Inspiration

As most people enter the workforce we are told to consider the "cost of living" before deciding on a job or internship. In our recent search we found that there is no definite resource for finding the cost of living. With the wide variety in the costs of living across California, we find this information to be a necessity for students and industry juniors looking at prospective locations to begin their career.

What it does

LifeCost helps users find out where they want to work or live. We provide accurate and reliable information about any city in California's cost of living and job market through analysis of job listings on the internet. We split jobs into senior, junior, and mid level positions to show the potential for career growth years in the future, so users can make the most informed decision. For every city, a user can search for over 780 different prospective careers. Moving is an expensive and permanent decision that impacts someone's future indefinitely, and LifeCost hopes to gives the individual more control.

How I built it

We get data by scraping websites with scrapy and selenium and store that data in a postgres database. We serve this data with an express backend and a react frontend.

Challenges I ran into

To scrape many of the websites we needed a list of cities but there was not many readily available lists of cities. Initially we used this list but later switched to the list of cities that we got from scraping for sales tax in California. One of our scrapers had scraped well over 1.7 million pages, and took 12 hours to complete. We couldn't work on a lot of the project until this scraper had completed.

When we first connected our backend to our frontend we found that some people are not very good at typing in correct city names or job titles. We didn't want people to expect to have to type in an exact city or job title and in our specific format. To solve this issue we had to approximate string matching that was accurate but also fast because we had about ~2100 cities and 780 different job titles. We ended up using Metaphone to find terms that sounded the most similar.

We initially wanted to scrape Twitter tweets for sentiment analysis but found that in order to use their api we needed to apply. The application requirement and the rate limits set by Twitter led us to scrape their front front end interface. We found that most elements on the page is dynamically loaded we swapped to using Selenium specifically for Twitter.
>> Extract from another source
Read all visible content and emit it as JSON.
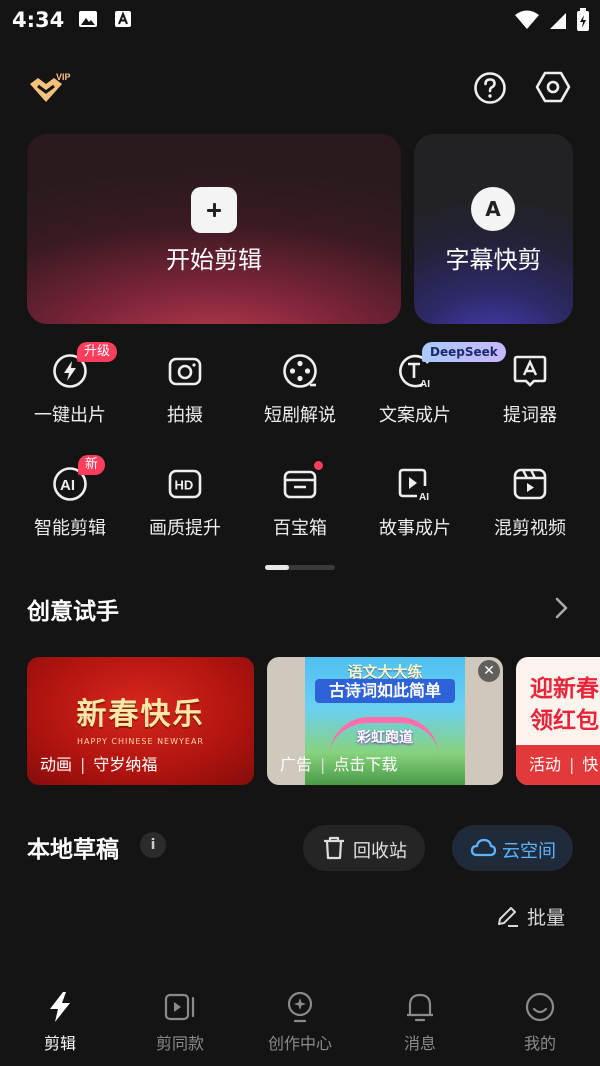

We were able to scrape tweets and do sentiment analysis but we had to drop this idea because we were not able to scrape enough tweets to provide reliable and accurate information.
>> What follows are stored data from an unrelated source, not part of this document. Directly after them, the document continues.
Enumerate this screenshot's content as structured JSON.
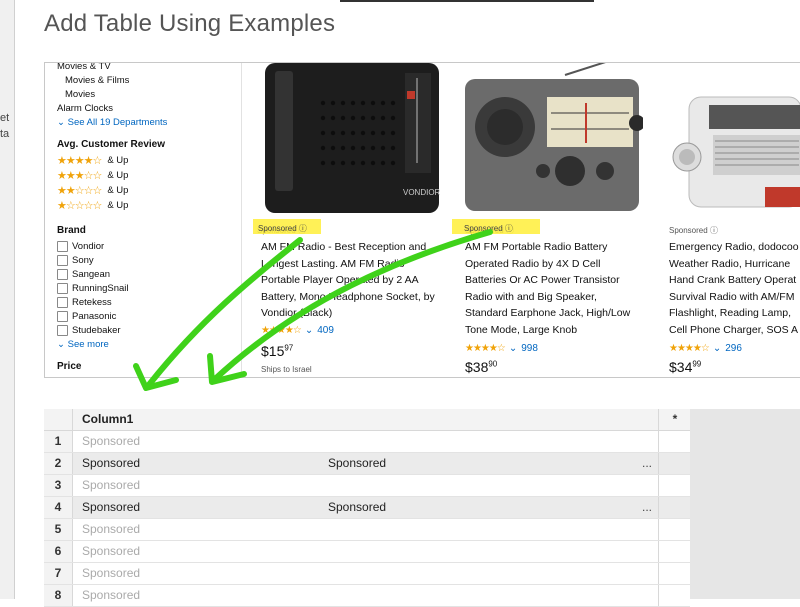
{
  "dialog": {
    "title": "Add Table Using Examples"
  },
  "left_strip": {
    "fragments": [
      "et",
      "ta"
    ]
  },
  "sidebar": {
    "dept_items": [
      "Movies & TV",
      "Movies & Films",
      "Movies",
      "Alarm Clocks"
    ],
    "see_all": "See All 19 Departments",
    "review_heading": "Avg. Customer Review",
    "review_rows": [
      {
        "stars": "★★★★☆",
        "label": "& Up",
        "value": 4
      },
      {
        "stars": "★★★☆☆",
        "label": "& Up",
        "value": 3
      },
      {
        "stars": "★★☆☆☆",
        "label": "& Up",
        "value": 2
      },
      {
        "stars": "★☆☆☆☆",
        "label": "& Up",
        "value": 1
      }
    ],
    "brand_heading": "Brand",
    "brands": [
      "Vondior",
      "Sony",
      "Sangean",
      "RunningSnail",
      "Retekess",
      "Panasonic",
      "Studebaker"
    ],
    "see_more": "See more",
    "price_heading": "Price"
  },
  "products": [
    {
      "sponsored": "Sponsored",
      "lines": [
        "AM FM Radio - Best Reception and",
        "Longest Lasting. AM FM Radio",
        "Portable Player Operated by 2 AA",
        "Battery, Mono Headphone Socket, by",
        "Vondior (Black)"
      ],
      "stars": "★★★★☆",
      "reviews": "409",
      "price_whole": "$15",
      "price_cents": "97",
      "shipping": "Ships to Israel",
      "brand_label": "VONDIOR"
    },
    {
      "sponsored": "Sponsored",
      "lines": [
        "AM FM Portable Radio Battery",
        "Operated Radio by 4X D Cell",
        "Batteries Or AC Power Transistor",
        "Radio with and Big Speaker,",
        "Standard Earphone Jack, High/Low",
        "Tone Mode, Large Knob"
      ],
      "stars": "★★★★☆",
      "reviews": "998",
      "price_whole": "$38",
      "price_cents": "90"
    },
    {
      "sponsored": "Sponsored",
      "lines": [
        "Emergency Radio, dodocoo",
        "Weather Radio, Hurricane",
        "Hand Crank Battery Operat",
        "Survival Radio with AM/FM",
        "Flashlight, Reading Lamp,",
        "Cell Phone Charger, SOS A"
      ],
      "stars": "★★★★☆",
      "reviews": "296",
      "price_whole": "$34",
      "price_cents": "99"
    }
  ],
  "table": {
    "header": "Column1",
    "add_column": "*",
    "rows": [
      {
        "num": "1",
        "c1": "Sponsored",
        "c2": "",
        "more": "",
        "state": "placeholder"
      },
      {
        "num": "2",
        "c1": "Sponsored",
        "c2": "Sponsored",
        "more": "...",
        "state": "filled"
      },
      {
        "num": "3",
        "c1": "Sponsored",
        "c2": "",
        "more": "",
        "state": "placeholder"
      },
      {
        "num": "4",
        "c1": "Sponsored",
        "c2": "Sponsored",
        "more": "...",
        "state": "filled"
      },
      {
        "num": "5",
        "c1": "Sponsored",
        "c2": "",
        "more": "",
        "state": "placeholder"
      },
      {
        "num": "6",
        "c1": "Sponsored",
        "c2": "",
        "more": "",
        "state": "placeholder"
      },
      {
        "num": "7",
        "c1": "Sponsored",
        "c2": "",
        "more": "",
        "state": "placeholder"
      },
      {
        "num": "8",
        "c1": "Sponsored",
        "c2": "",
        "more": "",
        "state": "placeholder"
      }
    ]
  },
  "colors": {
    "highlight": "#ffef3a",
    "annotation_arrow": "#3fd21a",
    "link": "#0066c0",
    "star": "#f0a30a",
    "placeholder_text": "#aaaaaa",
    "selected_row": "#ebebeb"
  }
}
Due to the changing nature of our features, the design of the frontend had to be redone multiple times. Since we are a team with no designer, this often meant restructuring the entire page while in the process of adding basic functionality. Entire components were scrapped due to redesigning. This especially added challenge since our frontend uses a lot of libraries new to us. For example, a good amount of hours were spent into a 3D rendering library called threejs, but the 3D model we rendered didn't fit the atmosphere of the project. Instead we had to implement a particle rendering library. Additionally, the removal of the Twitter sentiment functionality resulted in a last-minute application of a graph library. While there are many more instances of this, the stress of adopting many libraries to change or remove them posed a great challenge.

Accomplishments that I'm proud of

We made our first web project only a few weeks ago so we're very surprised that our two member group was able to do so much in such a short amount of time.

What I learned

We learned much more about scraping, processing, and visualizing data. Our full stack application taught us a lot more about integrating the backend with the frontend. Since we used a large variety of frontend libraries, we were able to take with us a lot of information and experience about using them.

Most importantly, we learned about quickly adapting to changes in the project and its requirements. Our project took many forms over the course of the Hackathon and required us to be quick on our feet about drastic changes.

What's next for LifeCost

Twitter sentiment analysis was a feature that we really wanted to work but couldn't put in during the allotted time. Our goal for the feature is to scrape more places to make the application more reliable and useful, and provide general sentiment about cities through the analysis of Tweets near or about the location.